Chronic suspicion clouds thinking on oil price behavior

Aug. 23, 2004
Unsold oil makes no money for oil producers. This insight somehow eludes adherents to the chronic suspicion that high oil prices can result only from withheld supply.

Unsold oil makes no money for oil producers. This insight somehow eludes adherents to the chronic suspicion that high oil prices can result only from withheld supply.

The suspicion never goes away. It's at work in analyses of current conditions, even though prominent among those conditions are rising production and efforts to increase capacity.

This writer encountered a new twist on these predispositions recently while participating in a radio-show panel discussion.

A Dutch journalist propounded that the Russian government was pushing OAO Yukos toward bankruptcy in order to suspend the company's 1.7 million b/d of production and drive up the price of oil.

To support the theory, a counterpart from Moscow offered data showing how much the Russian economy grows with each dollar-per-barrel increase in the crude price.

Suspicion confirmed. Next subject.

The problem with this analysis, of course, is that in order to bring about the supposed increases in oil price and economic growth, Russia would have to forgo 1.7 million b/d of production.

The arithmetic is discouraging.

If Moscow undertook the production cut with prices at, say, $40/bbl, its maneuver would have to raise the crude price by $9/bbl to compensate for the volume loss—to 7.5 million b/d from recent output of 9.2 million b/d.
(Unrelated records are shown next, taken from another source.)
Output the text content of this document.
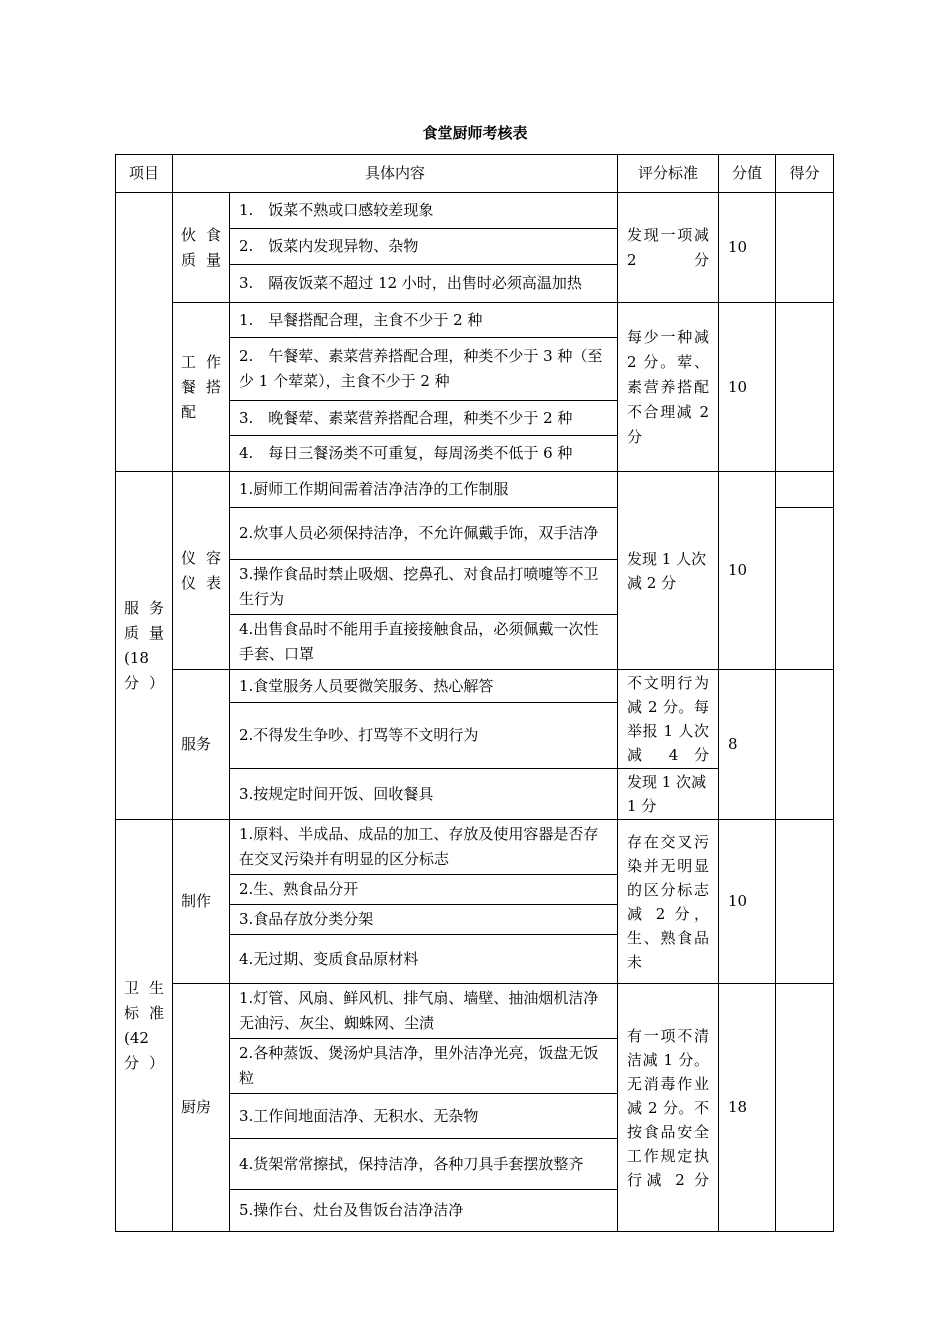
食堂厨师考核表
项目	具体内容		评分标准	分值	得分
	伙食质量	1.　饭菜不熟或口感较差现象	发现一项减 2 分	10	
		2.　饭菜内发现异物、杂物			
		3.　隔夜饭菜不超过 12 小时，出售时必须高温加热			
	工作餐搭配	1.　早餐搭配合理，主食不少于 2 种	每少一种减 2 分。荤、素营养搭配不合理减 2 分	10	
		2.　午餐荤、素菜营养搭配合理，种类不少于 3 种（至少 1 个荤菜），主食不少于 2 种			
		3.　晚餐荤、素菜营养搭配合理，种类不少于 2 种			
		4.　每日三餐汤类不可重复，每周汤类不低于 6 种			
服务质量(18 分）	仪容仪表	1.厨师工作期间需着洁净洁净的工作制服	发现 1 人次减 2 分	10	
		2.炊事人员必须保持洁净，不允许佩戴手饰，双手洁净			
		3.操作食品时禁止吸烟、挖鼻孔、对食品打喷嚏等不卫生行为			
		4.出售食品时不能用手直接接触食品，必须佩戴一次性手套、口罩			
	服务	1.食堂服务人员要微笑服务、热心解答	不文明行为减 2 分。每举报 1 人次减 4 分	8	
		2.不得发生争吵、打骂等不文明行为			
		3.按规定时间开饭、回收餐具	发现 1 次减 1 分		
卫生标准(42 分）	制作	1.原料、半成品、成品的加工、存放及使用容器是否存在交叉污染并有明显的区分标志	存在交叉污染并无明显的区分标志减 2 分，生、熟食品未	10	
		2.生、熟食品分开			
		3.食品存放分类分架			
		4.无过期、变质食品原材料			
	厨房	1.灯管、风扇、鲜风机、排气扇、墙壁、抽油烟机洁净无油污、灰尘、蜘蛛网、尘渍	有一项不清洁减 1 分。无消毒作业减 2 分。不按食品安全工作规定执行减 2 分	18	
		2.各种蒸饭、煲汤炉具洁净，里外洁净光亮，饭盘无饭粒			
		3.工作间地面洁净、无积水、无杂物			
		4.货架常常擦拭，保持洁净，各种刀具手套摆放整齐			
		5.操作台、灶台及售饭台洁净洁净			
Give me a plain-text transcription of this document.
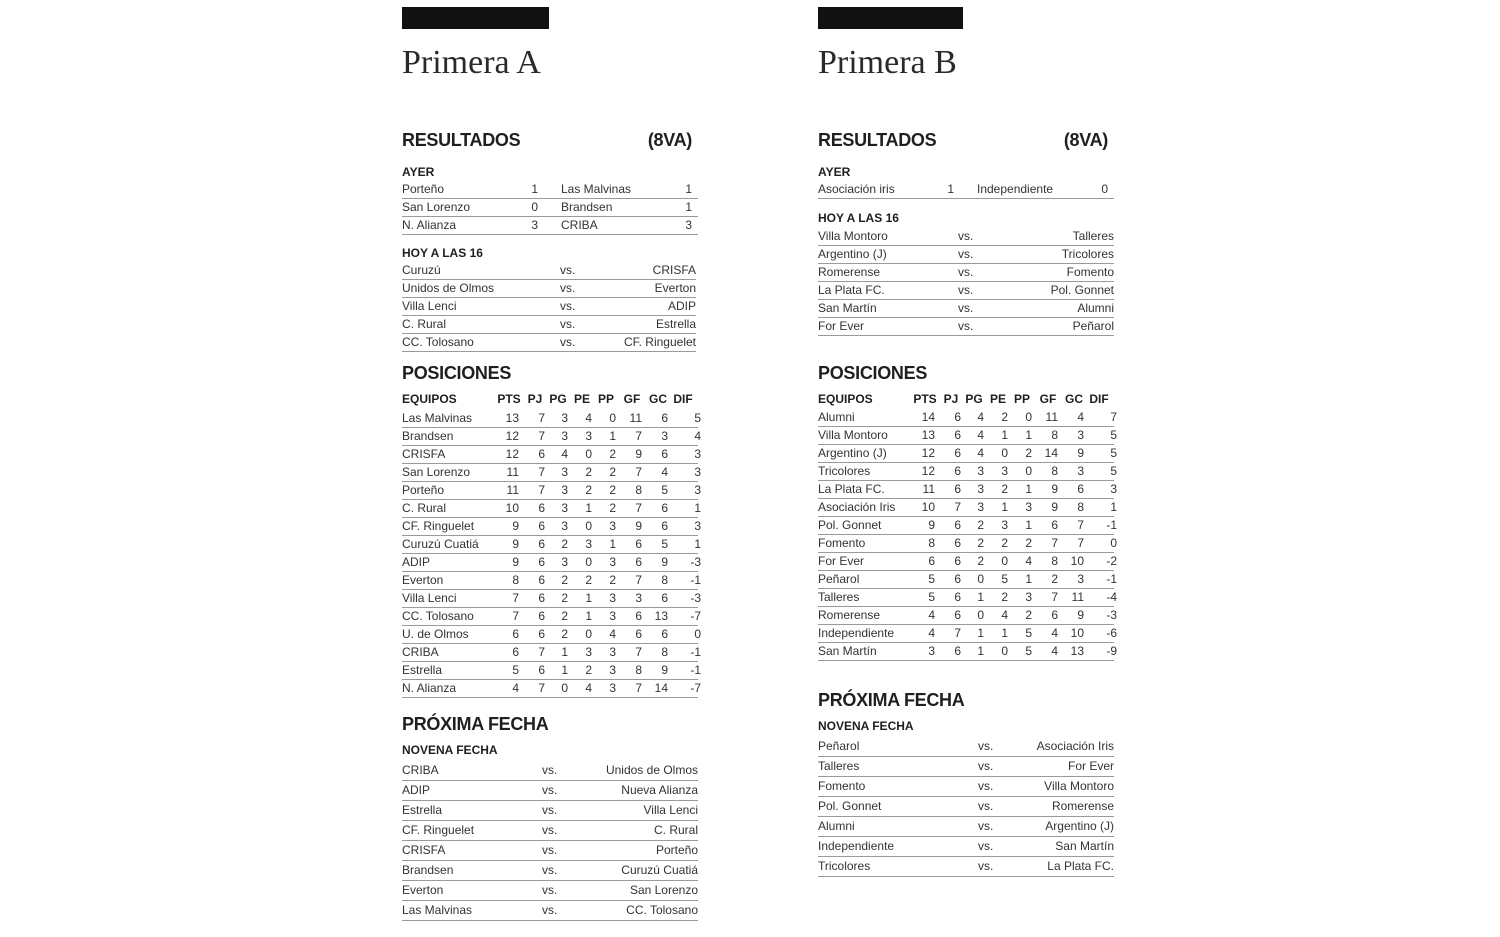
Primera A
RESULTADOS	(8VA)
AYER
Porteño	1 Las Malvinas	1
San Lorenzo	0 Brandsen	1
N. Alianza	3 CRIBA	3
HOY A LAS 16
Curuzú	vs.	CRISFA
Unidos de Olmos	vs.	Everton
Villa Lenci	vs.	ADIP
C. Rural	vs.	Estrella
CC. Tolosano	vs.	CF. Ringuelet
POSICIONES
EQUIPOS	PTS PJ PG PE PP GF GC DIF
Las Malvinas	13	7	3	4	0	11	6	5
Brandsen	12	7	3	3	1	7	3	4
CRISFA	12	6	4	0	2	9	6	3
San Lorenzo	11	7	3	2	2	7	4	3
Porteño	11	7	3	2	2	8	5	3
C. Rural	10	6	3	1	2	7	6	1
CF. Ringuelet	9	6	3	0	3	9	6	3
Curuzú Cuatiá	9	6	2	3	1	6	5	1
ADIP	9	6	3	0	3	6	9	-3
Everton	8	6	2	2	2	7	8	-1
Villa Lenci	7	6	2	1	3	3	6	-3
CC. Tolosano	7	6	2	1	3	6	13	-7
U. de Olmos	6	6	2	0	4	6	6	0
CRIBA	6	7	1	3	3	7	8	-1
Estrella	5	6	1	2	3	8	9	-1
N. Alianza	4	7	0	4	3	7	14	-7
PRÓXIMA FECHA
NOVENA FECHA
CRIBA	vs.	Unidos de Olmos
ADIP	vs.	Nueva Alianza
Estrella	vs.	Villa Lenci
CF. Ringuelet	vs.	C. Rural
CRISFA	vs.	Porteño
Brandsen	vs.	Curuzú Cuatiá
Everton	vs.	San Lorenzo
Las Malvinas	vs.	CC. Tolosano
Primera B
RESULTADOS	(8VA)
AYER
Asociación iris	1 Independiente	0
HOY A LAS 16
Villa Montoro	vs.	Talleres
Argentino (J)	vs.	Tricolores
Romerense	vs.	Fomento
La Plata FC.	vs.	Pol. Gonnet
San Martín	vs.	Alumni
For Ever	vs.	Peñarol
POSICIONES
EQUIPOS	PTS PJ PG PE PP GF GC DIF
Alumni	14	6	4	2	0	11	4	7
Villa Montoro	13	6	4	1	1	8	3	5
Argentino (J)	12	6	4	0	2	14	9	5
Tricolores	12	6	3	3	0	8	3	5
La Plata FC.	11	6	3	2	1	9	6	3
Asociación Iris	10	7	3	1	3	9	8	1
Pol. Gonnet	9	6	2	3	1	6	7	-1
Fomento	8	6	2	2	2	7	7	0
For Ever	6	6	2	0	4	8	10	-2
Peñarol	5	6	0	5	1	2	3	-1
Talleres	5	6	1	2	3	7	11	-4
Romerense	4	6	0	4	2	6	9	-3
Independiente	4	7	1	1	5	4	10	-6
San Martín	3	6	1	0	5	4	13	-9
PRÓXIMA FECHA
NOVENA FECHA
Peñarol	vs.	Asociación Iris
Talleres	vs.	For Ever
Fomento	vs.	Villa Montoro
Pol. Gonnet	vs.	Romerense
Alumni	vs.	Argentino (J)
Independiente	vs.	San Martín
Tricolores	vs.	La Plata FC.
In a market already anticipating problems, prices might not rise that much despite the supply loss. Even if they did, the gain would be brief.
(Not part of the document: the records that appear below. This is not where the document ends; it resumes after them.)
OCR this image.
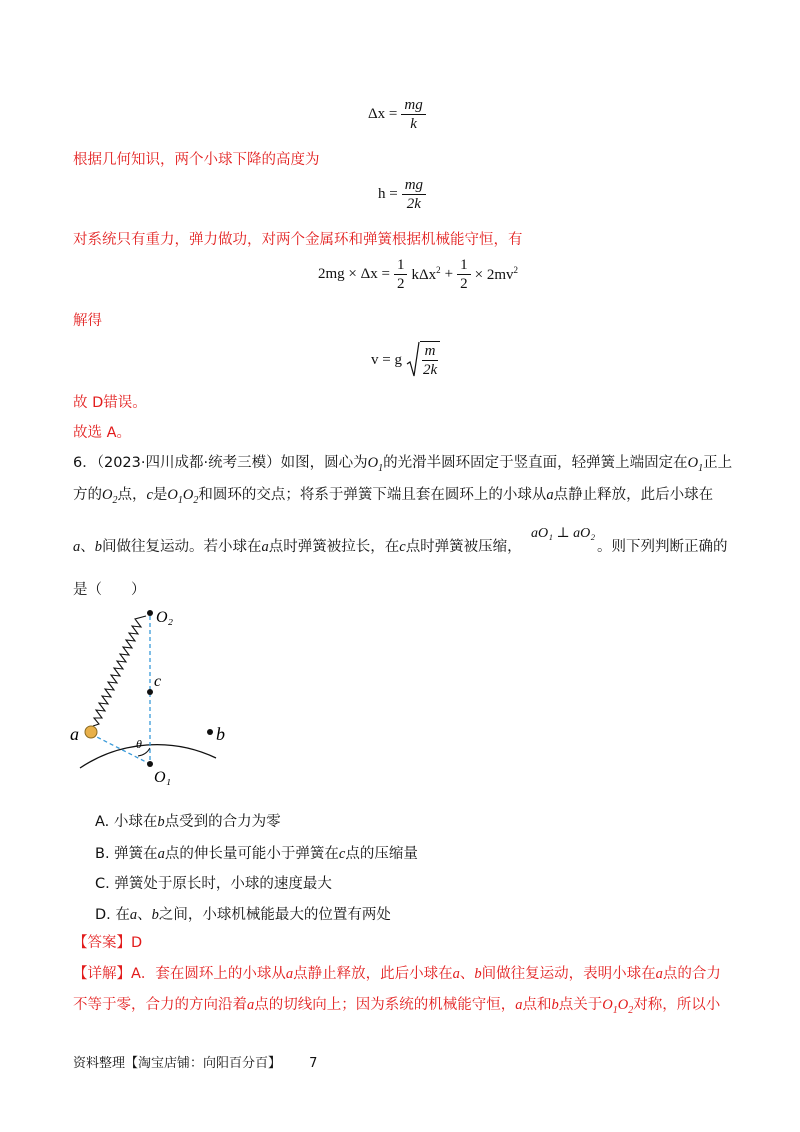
$\Delta x = \frac{mg}{k}$
根据几何知识，两个小球下降的高度为
$h = \frac{mg}{2k}$
对系统只有重力，弹力做功，对两个金属环和弹簧根据机械能守恒，有
$2mg \times \Delta x = \frac{1}{2} k\Delta x^2 + \frac{1}{2} \times 2mv^2$
解得
v = g $\frac{m}{2k}$
故 D错误。
故选 A。
6．（2023·四川成都·统考三模）如图，圆心为$O_1$的光滑半圆环固定于竖直面，轻弹簧上端固定在$O_1$正上
方的$O_2$点，c是$O_1O_2$和圆环的交点；将系于弹簧下端且套在圆环上的小球从a点静止释放，此后小球在
a、b间做往复运动。若小球在a点时弹簧被拉长，在c点时弹簧被压缩，
aO₁ ⊥ aO₂
。则下列判断正确的
是（　　）
O₂
c
a	b
θ
O₁
A. 小球在b点受到的合力为零
B. 弹簧在a点的伸长量可能小于弹簧在c点的压缩量
C. 弹簧处于原长时，小球的速度最大
D. 在a、b之间，小球机械能最大的位置有两处
【答案】D
【详解】A．套在圆环上的小球从a点静止释放，此后小球在a、b间做往复运动，表明小球在a点的合力
不等于零，合力的方向沿着a点的切线向上；因为系统的机械能守恒，a点和b点关于$O_1O_2$对称，所以小
资料整理【淘宝店铺：向阳百分百】 7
In response to the price jump, demand would subside, and supplemental supply would emerge from previously uneconomic sources of production. Suspicious theorists forget that the incentive to produce strengthens as prices increase. This is the bane of cartels.
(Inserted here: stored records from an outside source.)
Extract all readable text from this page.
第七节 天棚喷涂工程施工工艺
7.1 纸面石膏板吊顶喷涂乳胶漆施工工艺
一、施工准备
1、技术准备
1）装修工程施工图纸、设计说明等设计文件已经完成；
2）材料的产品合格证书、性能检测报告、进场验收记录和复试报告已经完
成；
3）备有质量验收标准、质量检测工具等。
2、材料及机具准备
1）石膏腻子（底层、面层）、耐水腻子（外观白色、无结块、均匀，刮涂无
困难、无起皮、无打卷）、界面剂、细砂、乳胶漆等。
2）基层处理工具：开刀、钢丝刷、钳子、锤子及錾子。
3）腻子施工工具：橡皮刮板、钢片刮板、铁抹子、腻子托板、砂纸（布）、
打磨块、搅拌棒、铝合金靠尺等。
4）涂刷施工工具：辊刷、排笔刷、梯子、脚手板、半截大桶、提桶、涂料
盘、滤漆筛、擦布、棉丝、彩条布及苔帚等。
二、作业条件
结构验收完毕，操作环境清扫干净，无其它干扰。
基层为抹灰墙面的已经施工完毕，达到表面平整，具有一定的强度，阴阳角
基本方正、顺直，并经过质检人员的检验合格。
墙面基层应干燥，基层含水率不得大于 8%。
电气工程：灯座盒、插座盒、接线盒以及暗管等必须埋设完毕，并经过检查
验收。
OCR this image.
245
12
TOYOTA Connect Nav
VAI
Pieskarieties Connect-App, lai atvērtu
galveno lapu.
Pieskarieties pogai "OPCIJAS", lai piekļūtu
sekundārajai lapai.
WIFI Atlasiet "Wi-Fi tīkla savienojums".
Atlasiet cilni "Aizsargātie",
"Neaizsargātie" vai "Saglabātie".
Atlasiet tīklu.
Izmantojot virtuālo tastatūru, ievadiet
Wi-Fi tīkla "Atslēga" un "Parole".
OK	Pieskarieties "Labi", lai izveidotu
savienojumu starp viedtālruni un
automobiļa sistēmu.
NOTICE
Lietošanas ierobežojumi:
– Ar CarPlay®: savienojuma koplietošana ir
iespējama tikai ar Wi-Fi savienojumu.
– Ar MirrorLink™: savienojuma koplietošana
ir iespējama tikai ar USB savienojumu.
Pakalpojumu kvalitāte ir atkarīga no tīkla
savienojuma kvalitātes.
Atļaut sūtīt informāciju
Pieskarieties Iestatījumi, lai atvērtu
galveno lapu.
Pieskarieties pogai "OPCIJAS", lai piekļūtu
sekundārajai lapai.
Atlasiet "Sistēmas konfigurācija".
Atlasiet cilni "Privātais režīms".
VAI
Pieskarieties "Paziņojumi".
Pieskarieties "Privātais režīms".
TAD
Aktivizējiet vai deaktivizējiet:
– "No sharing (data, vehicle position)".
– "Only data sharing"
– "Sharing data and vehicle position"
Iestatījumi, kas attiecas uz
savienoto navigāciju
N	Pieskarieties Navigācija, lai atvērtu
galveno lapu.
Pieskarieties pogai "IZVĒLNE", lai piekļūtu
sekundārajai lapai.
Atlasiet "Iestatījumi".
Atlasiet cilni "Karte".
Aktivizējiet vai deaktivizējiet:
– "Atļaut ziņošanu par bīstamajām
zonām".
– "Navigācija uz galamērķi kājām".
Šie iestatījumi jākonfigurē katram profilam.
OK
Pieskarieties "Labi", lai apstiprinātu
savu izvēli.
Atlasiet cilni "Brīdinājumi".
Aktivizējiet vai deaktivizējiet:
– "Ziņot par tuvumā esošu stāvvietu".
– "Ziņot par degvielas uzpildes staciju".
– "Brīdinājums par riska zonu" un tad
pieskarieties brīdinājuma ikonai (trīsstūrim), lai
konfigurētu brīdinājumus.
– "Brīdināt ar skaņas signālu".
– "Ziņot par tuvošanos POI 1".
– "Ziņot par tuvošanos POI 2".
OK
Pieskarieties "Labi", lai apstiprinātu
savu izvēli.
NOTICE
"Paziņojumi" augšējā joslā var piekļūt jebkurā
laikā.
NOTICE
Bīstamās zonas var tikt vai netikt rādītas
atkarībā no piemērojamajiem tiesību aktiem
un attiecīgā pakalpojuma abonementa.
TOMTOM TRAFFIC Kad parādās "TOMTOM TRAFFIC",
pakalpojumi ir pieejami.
For now, of course, Moscow has things both ways: The threatened Yukos production remains on stream, and oil prices jump with every sign of disruption.

Yet to suspect that exploitation of market skittishness, rather than politics, explains the Russian government's strangulation of Yukos would require fiendish imagination.

The radio-show panelists didn't stretch that far. Like so many others, they had attached a luscious suspicion to oil prices and saw no need to think further about the subject.